The suburban backstreets of Fitzroy are riddled with character filled old pubs – relics from its past as a working class stronghold. Those days may be long gone, but the boozers are as vital as ever, and none more so than the Union. Traditional but not stodgy, it attracts a varied crowd of Fitzroy denizens, from families with children by day to rockers in spray on jeans late at night.
The covered garden that wraps around the rear of the building is always popular, whether there’s sunshine or rain falling on the roof. Back indoors lies the large curved bar at the centre of proceedings: a long, narrow dining room branches off in one direction, and the rest of the ground floor is given over to the relaxed, cosy bar and lounge. Boasting a fireplace, well-loved couches made for slumping in and a pool table (with old-fashioned fringed lamp, thank you), it’s an excellent place to pass an evening when the weather outside is unfriendly.

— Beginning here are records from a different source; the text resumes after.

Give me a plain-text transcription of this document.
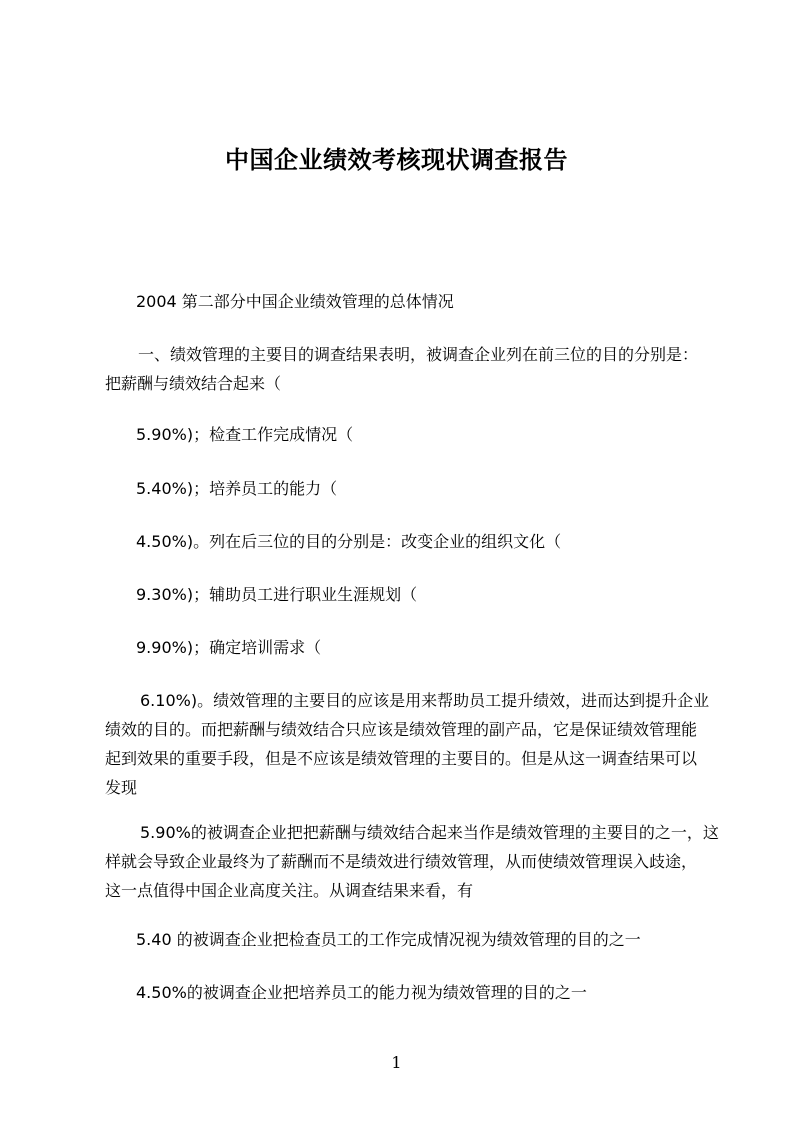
中国企业绩效考核现状调查报告

2004 第二部分中国企业绩效管理的总体情况

一、绩效管理的主要目的调查结果表明，被调查企业列在前三位的目的分别是：
把薪酬与绩效结合起来（

5.90%)；检查工作完成情况（

5.40%)；培养员工的能力（

4.50%)。列在后三位的目的分别是：改变企业的组织文化（

9.30%)；辅助员工进行职业生涯规划（

9.90%)；确定培训需求（

6.10%)。绩效管理的主要目的应该是用来帮助员工提升绩效，进而达到提升企业
绩效的目的。而把薪酬与绩效结合只应该是绩效管理的副产品，它是保证绩效管理能
起到效果的重要手段，但是不应该是绩效管理的主要目的。但是从这一调查结果可以
发现

5.90%的被调查企业把把薪酬与绩效结合起来当作是绩效管理的主要目的之一，这
样就会导致企业最终为了薪酬而不是绩效进行绩效管理，从而使绩效管理误入歧途，
这一点值得中国企业高度关注。从调查结果来看，有

5.40 的被调查企业把检查员工的工作完成情况视为绩效管理的目的之一

4.50%的被调查企业把培养员工的能力视为绩效管理的目的之一

1
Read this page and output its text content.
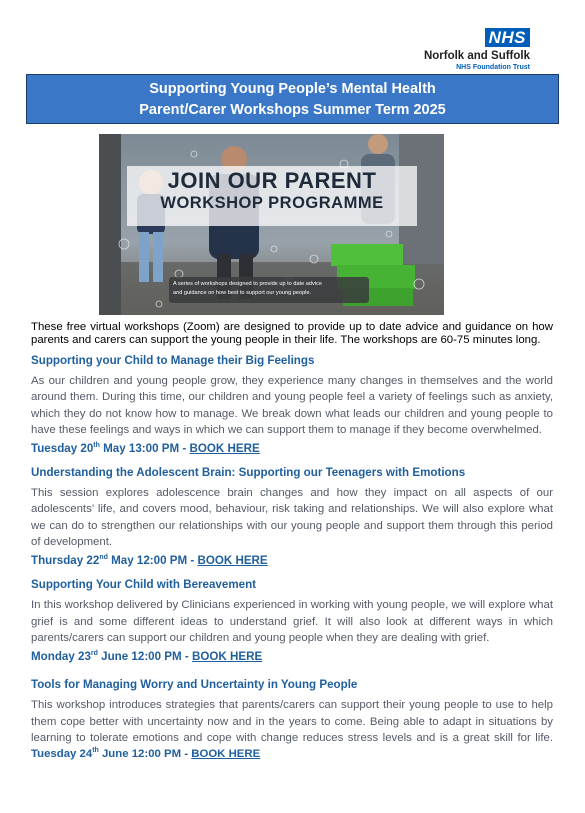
NHS
Norfolk and Suffolk
NHS Foundation Trust
Supporting Young People’s Mental Health
Parent/Carer Workshops Summer Term 2025
JOIN OUR PARENT
WORKSHOP PROGRAMME
A series of workshops designed to provide up to date advice
and guidance on how best to support our young people.

These free virtual workshops (Zoom) are designed to provide up to date advice and guidance on how parents and carers can support the young people in their life. The workshops are 60-75 minutes long.

Supporting your Child to Manage their Big Feelings

As our children and young people grow, they experience many changes in themselves and the world around them. During this time, our children and young people feel a variety of feelings such as anxiety, which they do not know how to manage. We break down what leads our children and young people to have these feelings and ways in which we can support them to manage if they become overwhelmed.

Tuesday 20th May 13:00 PM - BOOK HERE

Understanding the Adolescent Brain: Supporting our Teenagers with Emotions

This session explores adolescence brain changes and how they impact on all aspects of our adolescents’ life, and covers mood, behaviour, risk taking and relationships. We will also explore what we can do to strengthen our relationships with our young people and support them through this period of development.

Thursday 22nd May 12:00 PM - BOOK HERE

Supporting Your Child with Bereavement

In this workshop delivered by Clinicians experienced in working with young people, we will explore what grief is and some different ideas to understand grief. It will also look at different ways in which parents/carers can support our children and young people when they are dealing with grief.

Monday 23rd June 12:00 PM - BOOK HERE

Tools for Managing Worry and Uncertainty in Young People

This workshop introduces strategies that parents/carers can support their young people to use to help them cope better with uncertainty now and in the years to come. Being able to adapt in situations by learning to tolerate emotions and cope with change reduces stress levels and is a great skill for life. Tuesday 24th June 12:00 PM - BOOK HERE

Vintage oil paintings and ghostly old photographs adorn the walls lending a little extra old-world ambiance, and a funky 70s-style rug really ties the room together.

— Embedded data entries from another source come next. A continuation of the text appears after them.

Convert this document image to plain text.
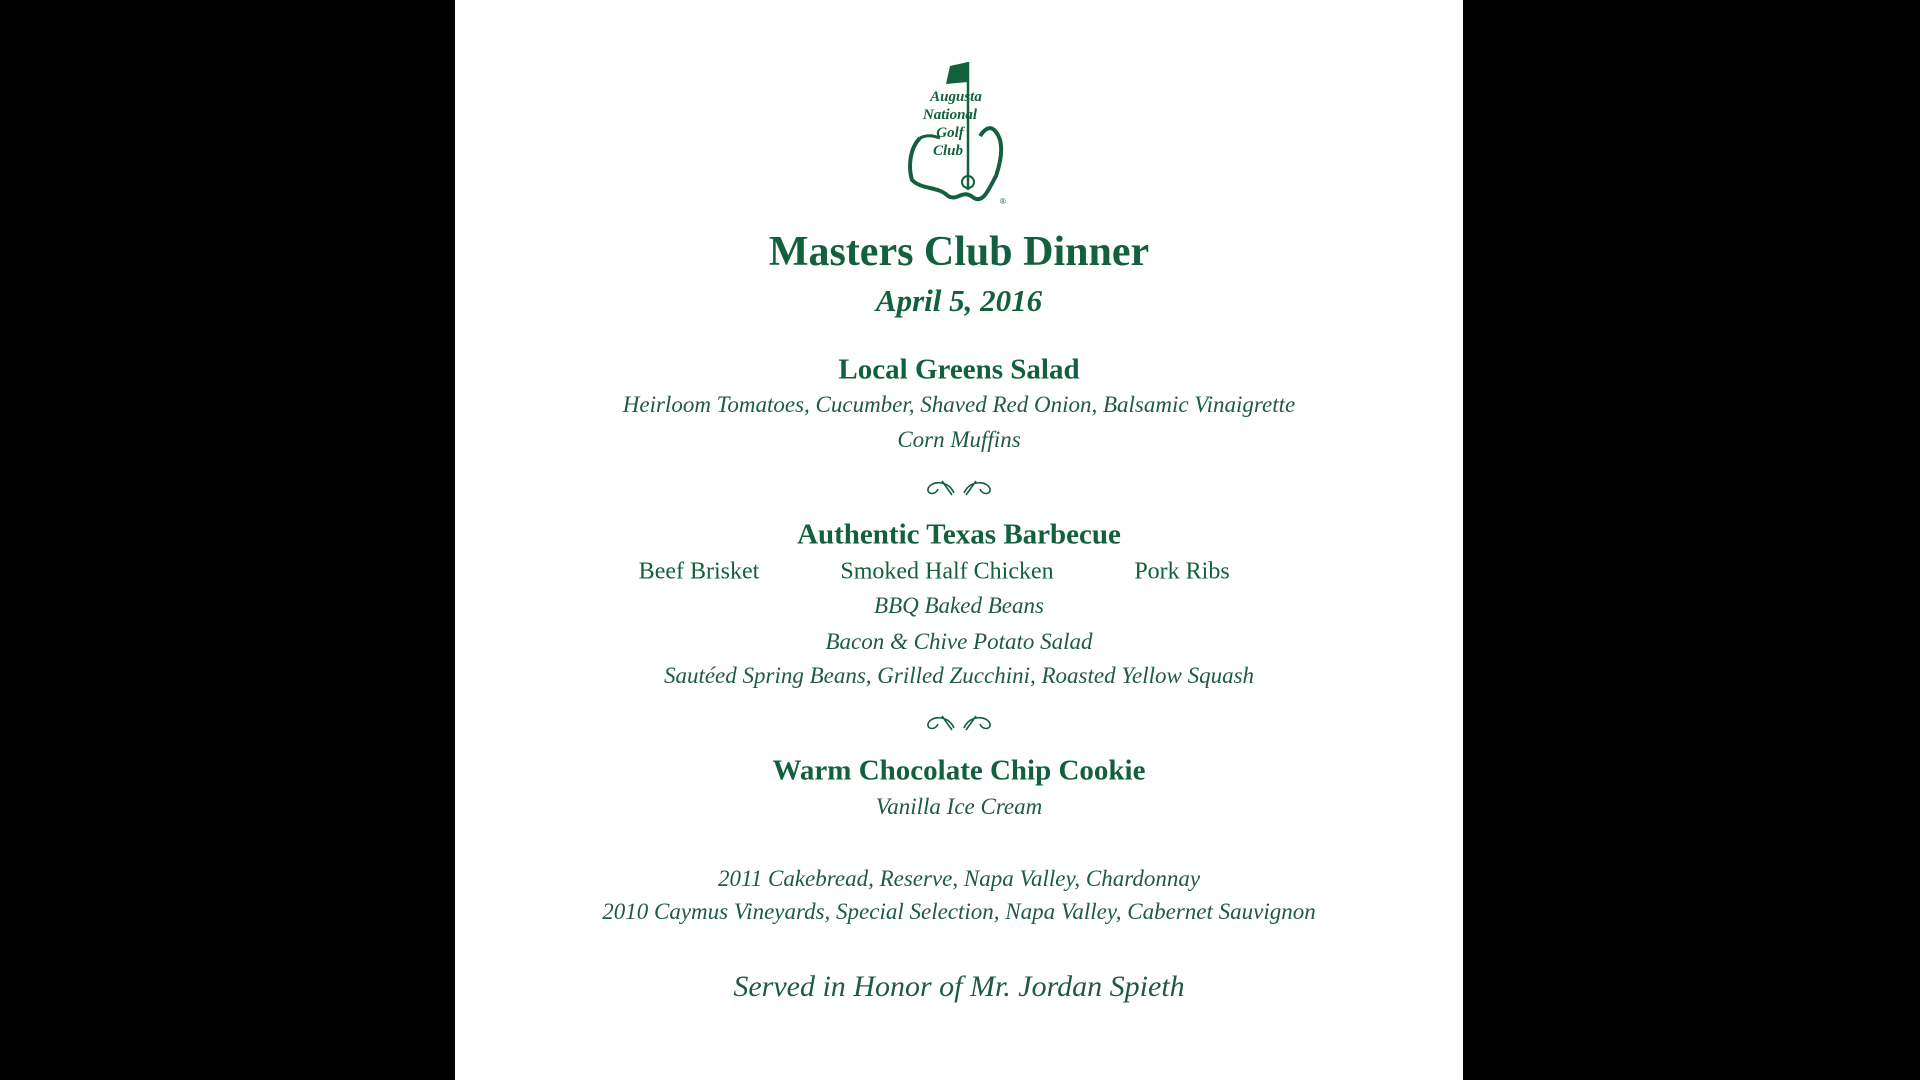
Augusta
National
Golf
Club
®
Masters Club Dinner
April 5, 2016
Local Greens Salad
Heirloom Tomatoes, Cucumber, Shaved Red Onion, Balsamic Vinaigrette
Corn Muffins
Authentic Texas Barbecue
Beef Brisket	Smoked Half Chicken	Pork Ribs
BBQ Baked Beans
Bacon & Chive Potato Salad
Sautéed Spring Beans, Grilled Zucchini, Roasted Yellow Squash
Warm Chocolate Chip Cookie
Vanilla Ice Cream
2011 Cakebread, Reserve, Napa Valley, Chardonnay
2010 Caymus Vineyards, Special Selection, Napa Valley, Cabernet Sauvignon
Served in Honor of Mr. Jordan Spieth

Musically, it’s all about guitars, from classic rock to modern indie. There are some hilarious posters of former rock gods adorning the stairwell which leads to the first floor, but rock star antics are a rarity: the punters tend to be mellow and well-behaved.
The menu is heavy on traditional pub food – fish and chips, bangers and mash, steaks, burgers and pizzas. Like so much about the Union, it’s familiar and comforting rather than strikingly innovative, but that’s hardly a criticism. There’s a lot to be said for comfort, and the Union’s great strength is providing it.